We are working with a community of thoughtful engaged professionals and volunteers. This year, our plants reached 29 schools and over 40 parks across Northern Virginia. Inspired by how well our efforts to restore rare plant species (Pycnanthemum torreyi and Solidago rigida) to wild areas with Fairfax County Park Authority went this year, we’re already looking other sites where we will conduct volunteer restoration plantings using our own plants, in areas where larger scale restoration seeding has already taken place. We think this can be a good model that allows land managers to tackle large areas economically with seed sowing, while protecting local genetics and adding appropriate diversity to sites through replanting with local ecotype stock. Keep an eye out this spring when we’ll need a hand with planting!

Across the region, thoughtful restoration work is taking place. City of Alexandria targeted a steep mowed slope in Montgomery Park where we replanted dry meadow species. This planting not only helped to establish a diverse meadow where there was only lawn before, but removed a difficult and potentially dangerous bit of mowing along a steep slope.

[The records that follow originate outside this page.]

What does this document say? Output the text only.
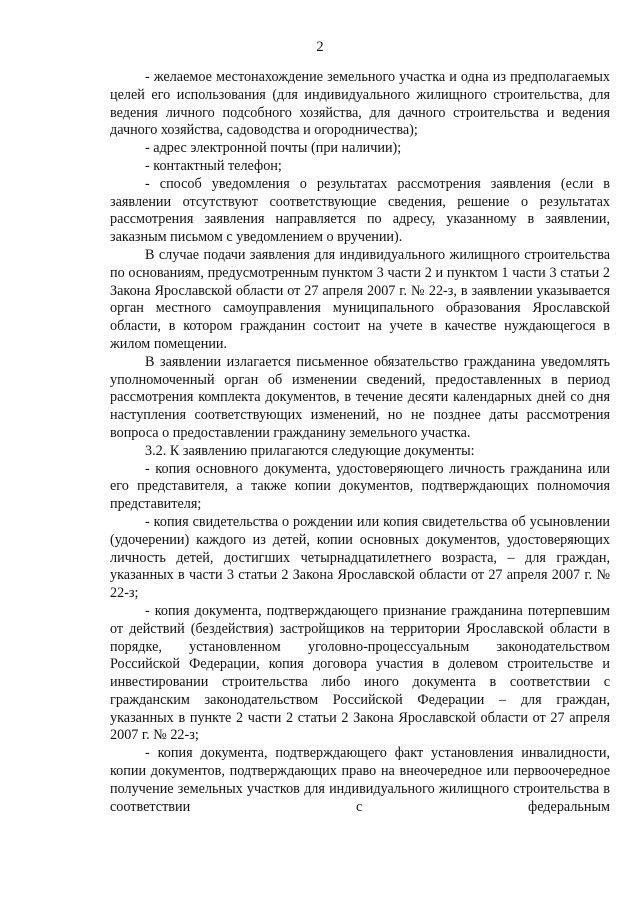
2

- желаемое местонахождение земельного участка и одна из предполагаемых целей его использования (для индивидуального жилищного строительства, для ведения личного подсобного хозяйства, для дачного строительства и ведения дачного хозяйства, садоводства и огородничества);

- адрес электронной почты (при наличии);

- контактный телефон;

- способ уведомления о результатах рассмотрения заявления (если в заявлении отсутствуют соответствующие сведения, решение о результатах рассмотрения заявления направляется по адресу, указанному в заявлении, заказным письмом с уведомлением о вручении).

В случае подачи заявления для индивидуального жилищного строительства по основаниям, предусмотренным пунктом 3 части 2 и пунктом 1 части 3 статьи 2 Закона Ярославской области от 27 апреля 2007 г. № 22-з, в заявлении указывается орган местного самоуправления муниципального образования Ярославской области, в котором гражданин состоит на учете в качестве нуждающегося в жилом помещении.

В заявлении излагается письменное обязательство гражданина уведомлять уполномоченный орган об изменении сведений, предоставленных в период рассмотрения комплекта документов, в течение десяти календарных дней со дня наступления соответствующих изменений, но не позднее даты рассмотрения вопроса о предоставлении гражданину земельного участка.

3.2. К заявлению прилагаются следующие документы:

- копия основного документа, удостоверяющего личность гражданина или его представителя, а также копии документов, подтверждающих полномочия представителя;

- копия свидетельства о рождении или копия свидетельства об усыновлении (удочерении) каждого из детей, копии основных документов, удостоверяющих личность детей, достигших четырнадцатилетнего возраста, – для граждан, указанных в части 3 статьи 2 Закона Ярославской области от 27 апреля 2007 г. № 22-з;

- копия документа, подтверждающего признание гражданина потерпевшим от действий (бездействия) застройщиков на территории Ярославской области в порядке, установленном уголовно-процессуальным законодательством Российской Федерации, копия договора участия в долевом строительстве и инвестировании строительства либо иного документа в соответствии с гражданским законодательством Российской Федерации – для граждан, указанных в пункте 2 части 2 статьи 2 Закона Ярославской области от 27 апреля 2007 г. № 22-з;

- копия документа, подтверждающего факт установления инвалидности, копии документов, подтверждающих право на внеочередное или первоочередное получение земельных участков для индивидуального жилищного строительства в соответствии с федеральным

Fairfax County, Falls Church City and Arlington County have also completed a number of restoration events this year, in part with our stock.

And, of course, many volunteers work tirelessly to see these projects through, to advocate for better policies, educate and engage people who would otherwise not be aware of local environmental issues, and help to inform our own understanding of natural areas by volunteering their expertise with citizen science projects or leading their own restoration projects.

We would’ve never been in the position we’re in today, to support so much great work, if it wasn’t for all the support of our colleagues, our donors, and our volunteers.

And for all that, I am very grateful.